The caller was Sergeant Hart, finally returning her messages. While he had the same pleasant baritone as in their previous talk days earlier, he had taken on a curiously inquisitorial tone. “This is Daniel Hart, MPD. Do you have Jack Peregrine with you here in Miami?”
Confused, Annie rubbed her face to awaken. No, she confessed, she hadn’t yet located her father; that’s why she’d kept calling Hart, hoping he could help her.
He replied brusquely, “Withhold his whereabouts again, I’ll bring you in as an accessory.”
Baffled, she sat up. “What?”
Hart sounded bizarrely annoyed. “You should have told me you were headed to St. Louis as soon as you heard from him. You flew there to help him avoid arrest. Aiding and abetting an escaped suspect is a felony.”
“Hey, just a minute here—”
“I’m on my way to the Dorado now. I’m sorry you picked it. My ex loves that bar so much it makes me sick even to set foot in it.”
Annie swung her legs over the chair side. “What the hell are you talking about? What’s that got to do with me?”
“Sit tight. Don’t make me arrest you.”
“Are you nuts?” Indignation lifted Annie to her feet and sent Malpy tumbling. The little dog trotted to the pool and lay down, staring at his reflection in the water.
Hart added, “And stay away from Rafael Rook.”
Annie paced along the pool edge. “How do you know Rafael Rook?”
“You always answer a question with a question, Annie?”
Once again she was taken aback by his use of her name. “What are you, spying on me? What’s it to you if I see Rafael Rook?”
Hart told her that her “Cuban muchacho” had “a rap sheet thick as the Miami Yellow Pages,” that Rook and her father were notorious in the city for all the cons they’d pulled off together in the last ten years. If she persisted in “hooking up with them”—
She exploded. “Goddamn it, I’m not committing crimes with Jack Peregrine. He’s my father—”
“Ma Barker had sons.”
“This is insane! He said he was dying of cancer. I’m just trying to find him before it happens!”
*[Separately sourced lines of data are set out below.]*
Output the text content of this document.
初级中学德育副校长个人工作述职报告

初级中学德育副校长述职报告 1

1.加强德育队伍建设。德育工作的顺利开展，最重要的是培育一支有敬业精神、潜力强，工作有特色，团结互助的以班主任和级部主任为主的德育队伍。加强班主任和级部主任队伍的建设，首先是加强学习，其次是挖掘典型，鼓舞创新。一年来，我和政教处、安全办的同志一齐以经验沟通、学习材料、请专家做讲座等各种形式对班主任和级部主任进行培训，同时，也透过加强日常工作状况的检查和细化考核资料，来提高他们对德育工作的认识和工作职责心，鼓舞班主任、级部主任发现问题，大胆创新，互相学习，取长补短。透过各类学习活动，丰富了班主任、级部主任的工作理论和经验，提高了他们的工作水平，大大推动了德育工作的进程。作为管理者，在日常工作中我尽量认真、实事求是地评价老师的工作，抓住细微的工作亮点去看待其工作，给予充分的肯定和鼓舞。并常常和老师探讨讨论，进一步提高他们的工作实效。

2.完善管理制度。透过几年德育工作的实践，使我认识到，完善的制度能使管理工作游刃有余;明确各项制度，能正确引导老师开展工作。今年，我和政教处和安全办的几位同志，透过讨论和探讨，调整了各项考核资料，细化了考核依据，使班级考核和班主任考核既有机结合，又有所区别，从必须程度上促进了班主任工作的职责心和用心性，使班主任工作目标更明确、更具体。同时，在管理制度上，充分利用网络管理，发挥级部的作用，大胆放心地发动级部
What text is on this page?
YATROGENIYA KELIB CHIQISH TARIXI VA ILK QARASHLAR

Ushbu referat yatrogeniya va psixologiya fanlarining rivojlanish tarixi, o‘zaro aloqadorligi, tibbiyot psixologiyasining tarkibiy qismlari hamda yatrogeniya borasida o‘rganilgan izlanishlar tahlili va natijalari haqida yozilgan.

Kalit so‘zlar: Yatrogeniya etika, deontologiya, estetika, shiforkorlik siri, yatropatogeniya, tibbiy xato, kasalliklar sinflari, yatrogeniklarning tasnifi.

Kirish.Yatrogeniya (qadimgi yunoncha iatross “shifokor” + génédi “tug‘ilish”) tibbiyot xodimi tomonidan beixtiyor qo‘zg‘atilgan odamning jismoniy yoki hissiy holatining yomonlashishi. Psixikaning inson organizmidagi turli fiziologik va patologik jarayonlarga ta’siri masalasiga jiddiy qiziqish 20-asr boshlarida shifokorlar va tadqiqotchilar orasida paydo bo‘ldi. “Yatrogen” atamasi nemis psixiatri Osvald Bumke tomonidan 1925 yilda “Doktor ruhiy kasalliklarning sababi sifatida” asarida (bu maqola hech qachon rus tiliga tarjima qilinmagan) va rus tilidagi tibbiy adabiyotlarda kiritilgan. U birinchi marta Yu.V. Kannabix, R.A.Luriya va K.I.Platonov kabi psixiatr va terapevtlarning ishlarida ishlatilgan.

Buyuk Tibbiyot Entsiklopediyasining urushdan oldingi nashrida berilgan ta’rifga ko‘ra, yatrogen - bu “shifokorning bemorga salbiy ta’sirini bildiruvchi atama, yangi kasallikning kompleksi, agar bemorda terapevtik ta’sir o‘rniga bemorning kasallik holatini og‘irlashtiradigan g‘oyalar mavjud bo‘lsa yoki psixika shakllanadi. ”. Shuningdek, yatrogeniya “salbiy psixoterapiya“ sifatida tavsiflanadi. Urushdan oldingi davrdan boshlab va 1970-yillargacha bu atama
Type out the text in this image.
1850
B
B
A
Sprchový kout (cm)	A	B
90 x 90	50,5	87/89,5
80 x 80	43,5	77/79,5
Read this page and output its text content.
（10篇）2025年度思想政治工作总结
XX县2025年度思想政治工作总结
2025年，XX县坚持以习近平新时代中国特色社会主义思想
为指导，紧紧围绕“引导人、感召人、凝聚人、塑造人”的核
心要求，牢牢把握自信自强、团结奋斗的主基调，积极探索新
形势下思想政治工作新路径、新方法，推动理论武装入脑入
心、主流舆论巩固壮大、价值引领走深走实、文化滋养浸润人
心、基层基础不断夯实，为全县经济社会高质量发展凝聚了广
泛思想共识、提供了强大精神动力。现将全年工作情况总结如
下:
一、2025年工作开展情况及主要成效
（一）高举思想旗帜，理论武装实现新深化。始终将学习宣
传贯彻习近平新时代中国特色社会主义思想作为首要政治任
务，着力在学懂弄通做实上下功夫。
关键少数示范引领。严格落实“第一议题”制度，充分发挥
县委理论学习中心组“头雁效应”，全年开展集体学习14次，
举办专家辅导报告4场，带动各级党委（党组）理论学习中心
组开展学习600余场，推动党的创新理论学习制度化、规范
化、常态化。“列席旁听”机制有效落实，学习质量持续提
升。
Hart turned abruptly affable. “I’ll be there in fifteen minutes.”
He was not.
For another thirty minutes, Annie paced the Dorado lobby. After a while, she returned to the large tiled swimming pool and paced beside it. Daniel Hart never arrived. The cell phone number he’d given her still didn’t answer; his office at the Miami Police Department kept putting her on hold.
A tan waiter with bleached hair, who’d been staring at her legs as he hurried past, almost ran into her. She grabbed at his tray of martinis and stopped the blue glasses from tipping.